People use social media platforms like TikTok to get news and political information. For users TikTok is not just for entertainment. It is a place for political discussion, activism and opinion formation.

TikTok is different from platforms like Facebook or X. On TikTok the algorithm decides what videos to show users based on what they watch, interact with and engage with.

This means TikTok’s algorithm has a lot of influence over what political content users see even if they do not search for it because the algorithm works behind the scenes. Researchers think it is important to understand how it affects politics.

Training Political Bots

To study TikTok’s behavior researchers made 323 automated bot accounts in three US states: New York, Texas and Georgia.

The bots were designed to act like types of users. Some acted like Democrats, some acted like Republicans and some were neutral.

Over 27 weeks the researchers watched what political content was recommended on each account’s For You feed.

They wanted to see if TikTok’s algorithm treated perspectives equally or if some types of content were promoted more.

A Republican-Leaning Pattern

The results showed that the algorithm did not treat both sides equally. Republican accounts were shown 11.5% party-aligned content than Democratic accounts.

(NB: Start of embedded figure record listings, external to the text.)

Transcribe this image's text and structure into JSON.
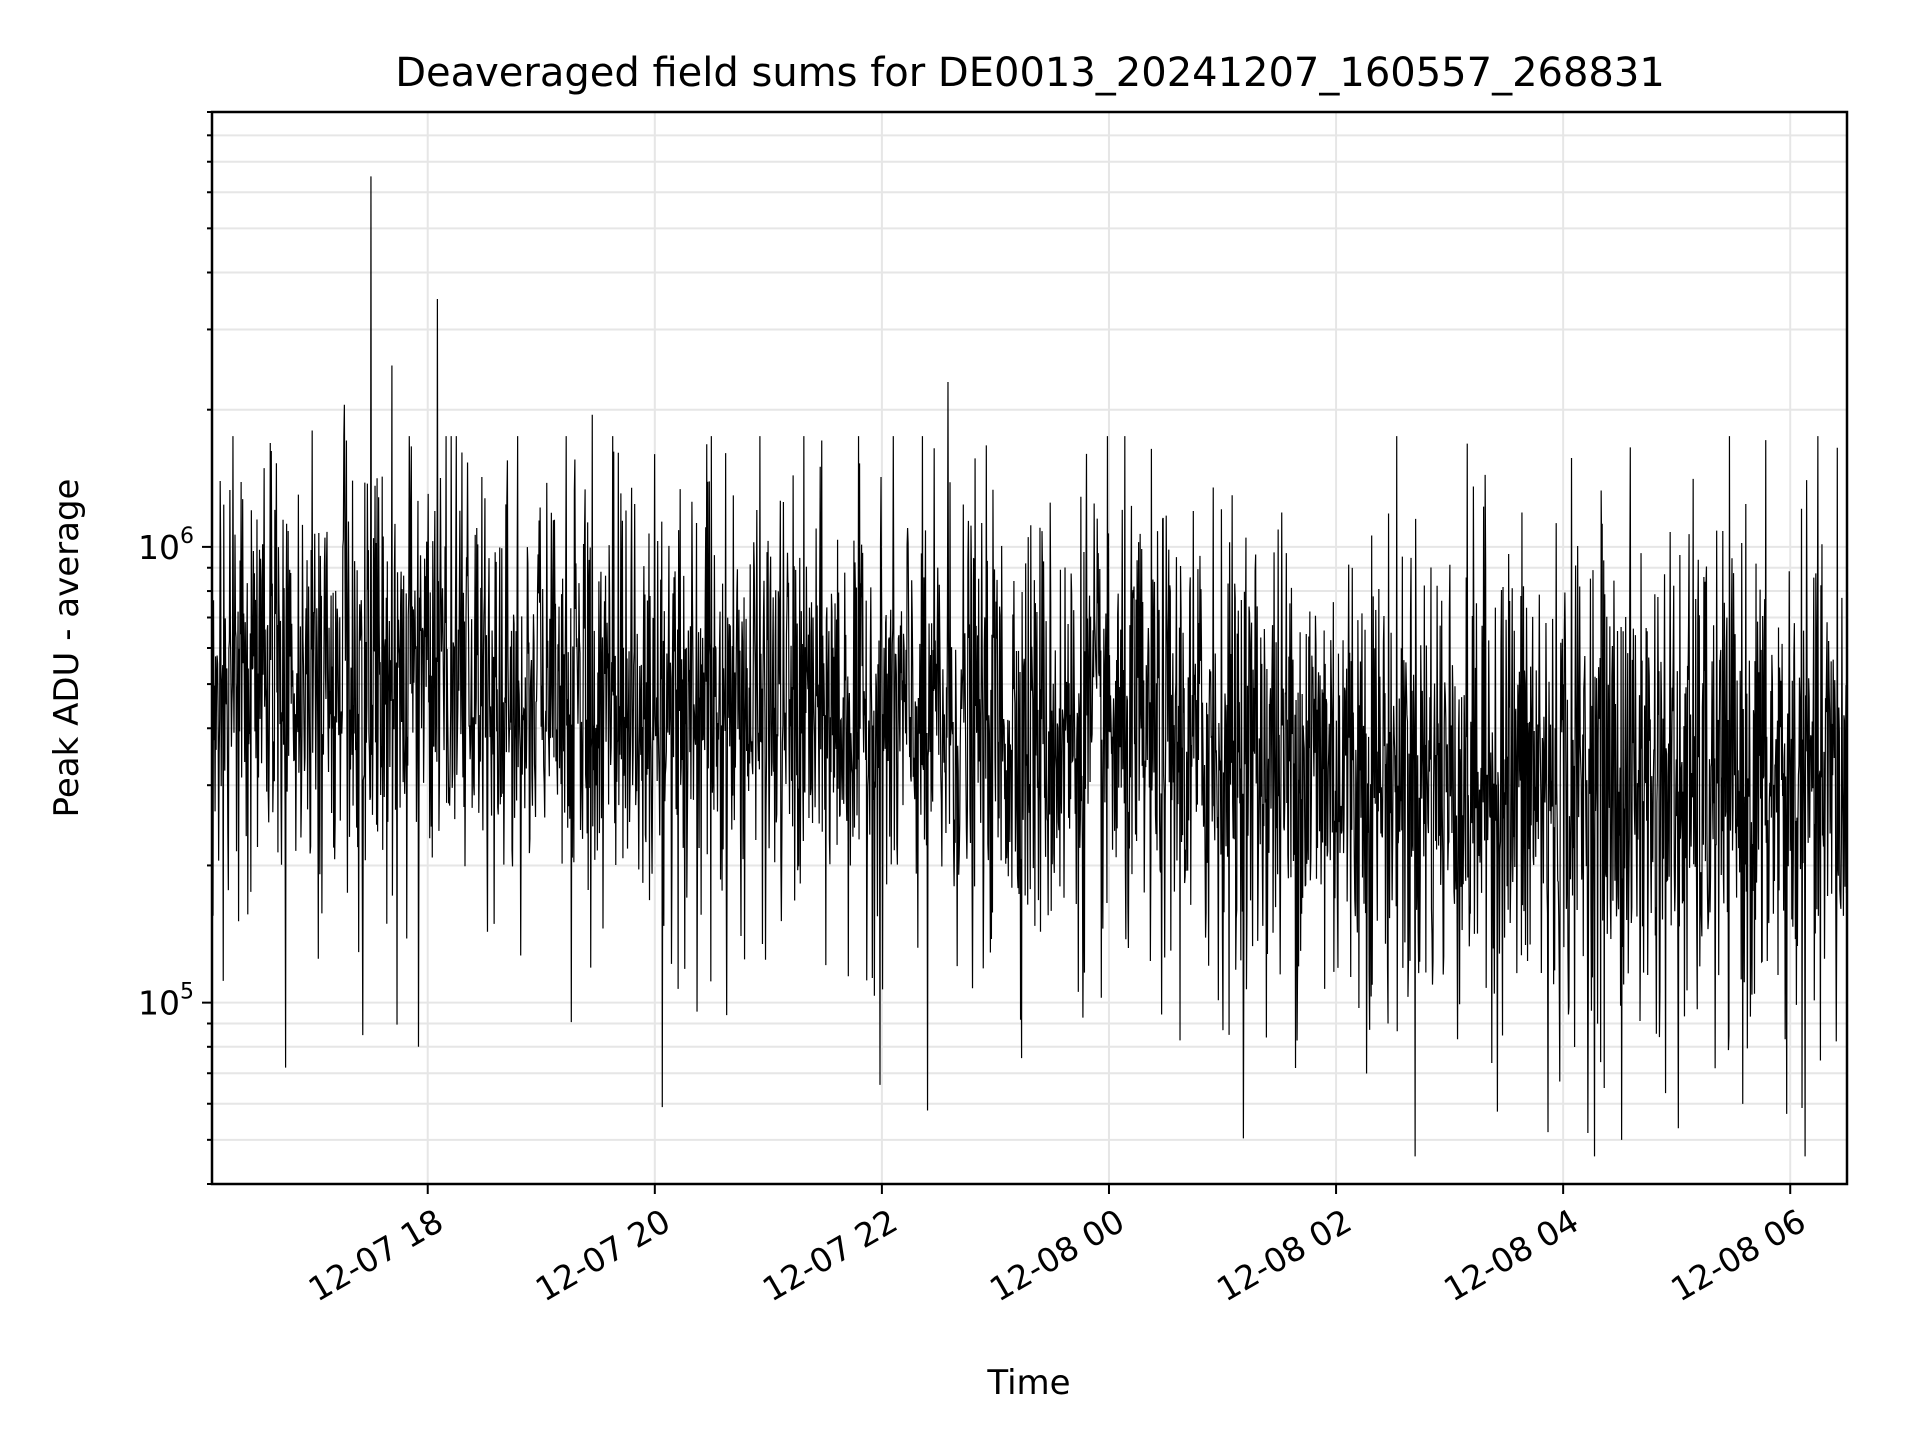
{
  "chart_data": {
    "type": "line",
    "title": "Deaveraged field sums for DE0013_20241207_160557_268831",
    "xlabel": "Time",
    "ylabel": "Peak ADU - average",
    "xlim": [
      "2024-12-07 16:06",
      "2024-12-08 06:30"
    ],
    "ylim": [
      40000,
      9000000
    ],
    "yscale": "log",
    "grid": true,
    "x_ticks": [
      {
        "label": "12-07 18",
        "t": "2024-12-07 18:00"
      },
      {
        "label": "12-07 20",
        "t": "2024-12-07 20:00"
      },
      {
        "label": "12-07 22",
        "t": "2024-12-07 22:00"
      },
      {
        "label": "12-08 00",
        "t": "2024-12-08 00:00"
      },
      {
        "label": "12-08 02",
        "t": "2024-12-08 02:00"
      },
      {
        "label": "12-08 04",
        "t": "2024-12-08 04:00"
      },
      {
        "label": "12-08 06",
        "t": "2024-12-08 06:00"
      }
    ],
    "y_ticks": [
      {
        "base": "10",
        "exp": "5",
        "value": 100000
      },
      {
        "base": "10",
        "exp": "6",
        "value": 1000000
      }
    ],
    "series_color": "#000000",
    "trend": [
      {
        "t": "2024-12-07 16:06",
        "median": 520000,
        "spread": 0.55
      },
      {
        "t": "2024-12-07 18:00",
        "median": 500000,
        "spread": 0.55
      },
      {
        "t": "2024-12-07 20:00",
        "median": 460000,
        "spread": 0.55
      },
      {
        "t": "2024-12-07 22:00",
        "median": 420000,
        "spread": 0.55
      },
      {
        "t": "2024-12-08 00:00",
        "median": 380000,
        "spread": 0.58
      },
      {
        "t": "2024-12-08 02:00",
        "median": 330000,
        "spread": 0.62
      },
      {
        "t": "2024-12-08 04:00",
        "median": 300000,
        "spread": 0.65
      },
      {
        "t": "2024-12-08 06:30",
        "median": 290000,
        "spread": 0.65
      }
    ],
    "peaks": [
      {
        "t": "2024-12-07 17:30",
        "y": 6500000
      },
      {
        "t": "2024-12-07 17:41",
        "y": 2500000
      },
      {
        "t": "2024-12-07 18:05",
        "y": 3500000
      },
      {
        "t": "2024-12-07 17:16",
        "y": 2050000
      },
      {
        "t": "2024-12-07 16:59",
        "y": 1800000
      },
      {
        "t": "2024-12-07 19:27",
        "y": 1950000
      },
      {
        "t": "2024-12-07 20:30",
        "y": 1750000
      },
      {
        "t": "2024-12-07 22:35",
        "y": 2300000
      },
      {
        "t": "2024-12-07 23:48",
        "y": 1600000
      },
      {
        "t": "2024-12-08 00:55",
        "y": 1350000
      },
      {
        "t": "2024-12-08 04:20",
        "y": 1330000
      },
      {
        "t": "2024-12-08 06:25",
        "y": 1650000
      }
    ],
    "troughs": [
      {
        "t": "2024-12-07 16:45",
        "y": 72000
      },
      {
        "t": "2024-12-07 17:55",
        "y": 80000
      },
      {
        "t": "2024-12-07 20:04",
        "y": 59000
      },
      {
        "t": "2024-12-07 21:59",
        "y": 66000
      },
      {
        "t": "2024-12-07 22:24",
        "y": 58000
      },
      {
        "t": "2024-12-08 03:52",
        "y": 52000
      },
      {
        "t": "2024-12-08 04:31",
        "y": 50000
      },
      {
        "t": "2024-12-08 05:01",
        "y": 53000
      },
      {
        "t": "2024-12-08 05:58",
        "y": 57000
      }
    ]
  }
}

Democratic accounts were shown content that criticized Democratic politicians and policies. The study found that negative political content was very common on TikTok. Videos that attacked opponents were shown more often than videos that supported a political party.

Anti-Democratic content was the promoted type of political material.

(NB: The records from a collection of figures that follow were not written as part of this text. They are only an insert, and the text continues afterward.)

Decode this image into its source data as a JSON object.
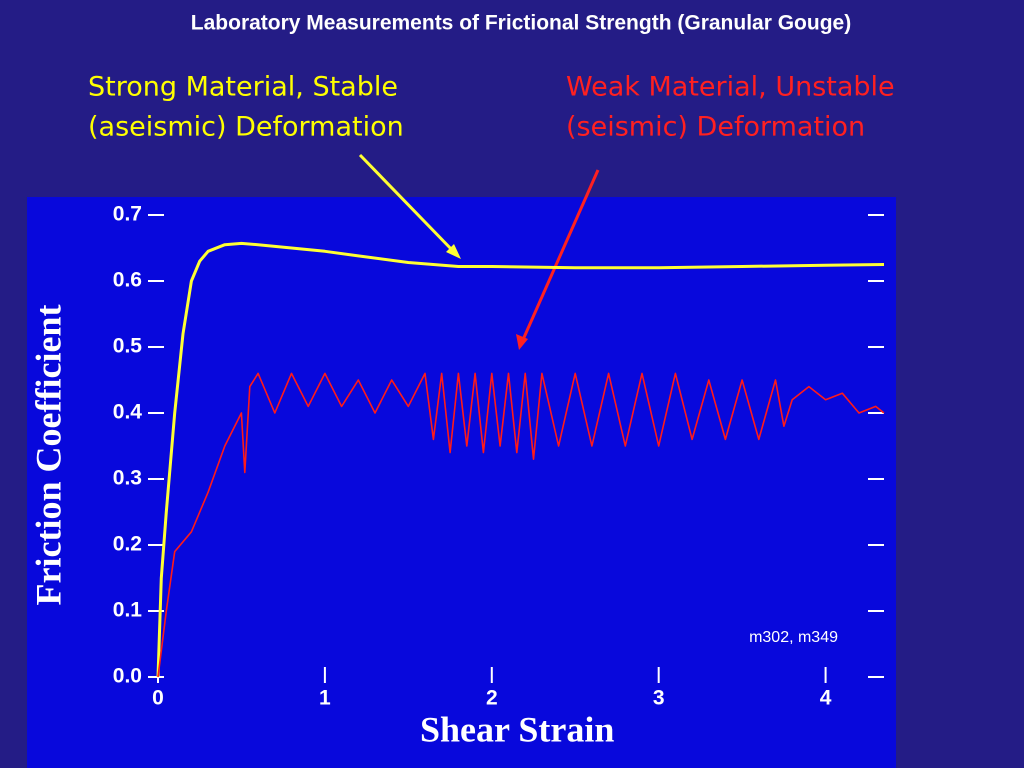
{
  "chart_data": {
    "type": "line",
    "title": "Laboratory Measurements of Frictional Strength (Granular Gouge)",
    "annotations": [
      {
        "lines": [
          "Strong Material, Stable",
          "(aseismic) Deformation"
        ],
        "color": "#ffff00"
      },
      {
        "lines": [
          "Weak Material, Unstable",
          "(seismic) Deformation"
        ],
        "color": "#ff2020"
      },
      {
        "lines": [
          "m302, m349"
        ],
        "color": "#ffffff"
      }
    ],
    "xlabel": "Shear Strain",
    "ylabel": "Friction Coefficient",
    "xlim": [
      0,
      4.35
    ],
    "ylim": [
      0,
      0.7
    ],
    "xticks": [
      0,
      1,
      2,
      3,
      4
    ],
    "yticks": [
      {
        "value": 0,
        "label": "0.0"
      },
      0.1,
      0.2,
      0.3,
      0.4,
      0.5,
      0.6,
      0.7
    ],
    "series": [
      {
        "color": "#ffff33",
        "x": [
          0,
          0.02,
          0.05,
          0.1,
          0.15,
          0.2,
          0.25,
          0.3,
          0.4,
          0.5,
          0.6,
          0.8,
          1.0,
          1.2,
          1.5,
          1.8,
          2.0,
          2.5,
          3.0,
          3.5,
          4.0,
          4.35
        ],
        "values": [
          0,
          0.15,
          0.25,
          0.4,
          0.52,
          0.6,
          0.63,
          0.645,
          0.655,
          0.657,
          0.655,
          0.65,
          0.645,
          0.638,
          0.628,
          0.622,
          0.622,
          0.62,
          0.62,
          0.622,
          0.624,
          0.625
        ]
      },
      {
        "color": "#ff1a1a",
        "x": [
          0,
          0.05,
          0.1,
          0.2,
          0.3,
          0.4,
          0.5,
          0.52,
          0.55,
          0.6,
          0.7,
          0.8,
          0.9,
          1.0,
          1.1,
          1.2,
          1.3,
          1.4,
          1.5,
          1.6,
          1.65,
          1.7,
          1.75,
          1.8,
          1.85,
          1.9,
          1.95,
          2.0,
          2.05,
          2.1,
          2.15,
          2.2,
          2.25,
          2.3,
          2.4,
          2.5,
          2.6,
          2.7,
          2.8,
          2.9,
          3.0,
          3.1,
          3.2,
          3.3,
          3.4,
          3.5,
          3.6,
          3.7,
          3.75,
          3.8,
          3.9,
          4.0,
          4.1,
          4.2,
          4.3,
          4.35
        ],
        "values": [
          0,
          0.1,
          0.19,
          0.22,
          0.28,
          0.35,
          0.4,
          0.31,
          0.44,
          0.46,
          0.4,
          0.46,
          0.41,
          0.46,
          0.41,
          0.45,
          0.4,
          0.45,
          0.41,
          0.46,
          0.36,
          0.46,
          0.34,
          0.46,
          0.35,
          0.46,
          0.34,
          0.46,
          0.35,
          0.46,
          0.34,
          0.46,
          0.33,
          0.46,
          0.35,
          0.46,
          0.35,
          0.46,
          0.35,
          0.46,
          0.35,
          0.46,
          0.36,
          0.45,
          0.36,
          0.45,
          0.36,
          0.45,
          0.38,
          0.42,
          0.44,
          0.42,
          0.43,
          0.4,
          0.41,
          0.4
        ]
      }
    ]
  }
}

The researchers said that the partisan imbalance was not about Republicans getting more positive content. It was about content that criticized Democrats.

User Experiences

The researchers also asked over 1,000 users about their experiences during the election. Republican users said they saw content that aligned with their beliefs. They also said they had a positive experience on TikTok.

Democratic users said they saw opposing viewpoints and critical content. The study says that recommendation systems can affect not what users see but also how they feel on a platform because social media algorithms influence attention and emotional engagement; small differences in recommendations can affect attitudes over time.

Questions About Algorithms

The study found evidence of skew but the researchers do not know why it happened. It could be because of TikToks algorithm rules or differences in user behavior or platform dynamics.

The researchers say that their findings do not prove that TikTok intentionally favored Republicans. They say that understanding how recommendation systems work is difficult.

TikToks algorithm is complex and always changing. Small changes can make differences in what users see.

Calls for Transparency

The researchers think that social media companies should be more transparent about their algorithms during elections. They recommend audits to monitor potential bias and understand how online platforms shape public debate.

As social media becomes a source of news and political information questions about algorithmic fairness will become more important.

The study highlights an issue: recommendation systems are not just for entertainment. They influence political understanding, public trust and democratic discourse.